Ces en ces termes que l’ancien geôlier du président Modibo Kéita, le capitaine Soungalo Samaké (en son temps commandant du Camp para de Djicoroni) témoigne dans son livre « Ma Vie de soldat », paru en 2007 des conditions dans lesquelles est mort le 1er président du Mali.
En effet, c’est le 16 mai 1977 que Modibo Kéita est décédé en détention dans des conditions jamais élucidées. De quoi est-il réellement mort ? 35 ans après, la question reste posée. Ni son médecin traitant, le Dr. Faran Samaké, encore moins son geôlier, n’a rien dit de ce que l’histoire peut retenir comme circonstances de sa disparition. La famille du défunt président et une bonne partie de l’opinion nationale croient dur comme fer en la thèse de son assassinat par empoisonnement.

Devoir de mémoire

Alors qu’il pouvait fuir, Modibo Kéita s’est laissé prendre dignement le 19 novembre 1968 par la junte dirigée par le lieutenant Moussa Traoré, entre Koulikoro et Bamako de retour d’une tournée à Mopti à bord d’un bateau. Neuf ans plus tard, il est mort tout aussi stoïquement dans les geôles du Comité militaire de libération nationale (CMLN). Si les dirigeants successifs ont été incapables de faire la justice sur sa mort, les livres d’histoire nous apprennent que le régime de la soldatesque l’avait maintenu après le coup d’Etat dans des conditions de détention dignes des prisons de Guantanamo et d’Abu Graïb.

 

Bravant ainsi les menaces de représailles, une foule indescriptible l’a accompagné le lendemain de son décès en sa dernière demeure au cimetière d’Hamdallaye où il repose pour l’Eternité. C’est ici que les autorités maliennes, à leur tête le président par intérim Dio ncounda Traoré, ont déposé mercredi dernier une gerbe de fleure sur sa tombe.

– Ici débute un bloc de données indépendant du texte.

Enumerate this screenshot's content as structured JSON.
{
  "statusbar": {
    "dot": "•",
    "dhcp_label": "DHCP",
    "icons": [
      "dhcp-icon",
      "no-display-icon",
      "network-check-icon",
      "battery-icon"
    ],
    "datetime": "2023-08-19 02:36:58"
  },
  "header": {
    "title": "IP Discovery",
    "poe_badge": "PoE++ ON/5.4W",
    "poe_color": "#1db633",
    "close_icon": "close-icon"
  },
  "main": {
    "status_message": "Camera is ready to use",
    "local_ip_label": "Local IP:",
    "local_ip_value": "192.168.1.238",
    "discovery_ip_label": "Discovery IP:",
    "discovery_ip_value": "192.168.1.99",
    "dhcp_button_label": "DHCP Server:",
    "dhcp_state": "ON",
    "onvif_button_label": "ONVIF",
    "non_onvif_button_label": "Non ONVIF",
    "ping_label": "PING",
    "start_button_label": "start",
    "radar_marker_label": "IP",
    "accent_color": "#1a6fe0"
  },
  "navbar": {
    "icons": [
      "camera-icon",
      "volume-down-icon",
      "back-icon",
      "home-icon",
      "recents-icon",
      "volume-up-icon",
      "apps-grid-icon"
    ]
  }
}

Opposant au régime Moussa Traoré, le président Dioncounda retient de Modibo Kéita « un homme intègre, plein d’humanisme et de patriotisme. En ces moments difficiles de l’histoire de notre pays, de nombreux Maliens regrettent sa mort. Aujourd’hui, il faut le dire, la célébration de la mort de Modibo Keïta doit sortir du seul cadre de dépôt de gerbe de fleur. Son parcours, sa philosophie et ses convictions pour le Mali doivent être davantage enseignés dans nos écoles ».

Militant pour l’Afrique

Grand de taille, cet instituteur modèle, sorti major de sa promotion à l’Ecole normale William Ponty, en imposait tant par le discours que par les actes. Né le 4 juin 1915 à Bamako, Modibo Kéita entre en 1931 au lycée Terrasson de Fougère de Bamako. En 1934, il entre à l’Ecole normale supérieure de William Ponty, d’où il sort diplômé en 1936. Tout en enseignant, il milite aux côtés de Mamadou Konaté pour l’indépendance du Soudan français en particulier et la libération de tous les peuples sous le joug de la colonisation.

Pour mieux affirmer son opposition à la politique coloniale de la France, il fonde en 1943 la revue « L’œil du Kénédougou » qui invite le peuple à s’émanciper. Avant, en 1937, il est co-fondateur avec Ouezzin Coulibaly du Syndicat des enseignants d’Afrique occidentale française. Il est détenu en 1946 à la prison de la santé à Paris pour « sentiments anti-français ».
Au plan politique, Modibo Kéita est l’un des pères fondateurs du Rassemblement démocratique africain (RDA) en 1946. Il est élu député à l’Assemblée nationale française en 1956 sous les couleurs de l’Union soudanaise RDA. Membre de plusieurs gouvernements français, il est élu maire de Bamako en 1956. Il sera le président de l’éphémère Fédération du Mali (Soudan français et Sénégal).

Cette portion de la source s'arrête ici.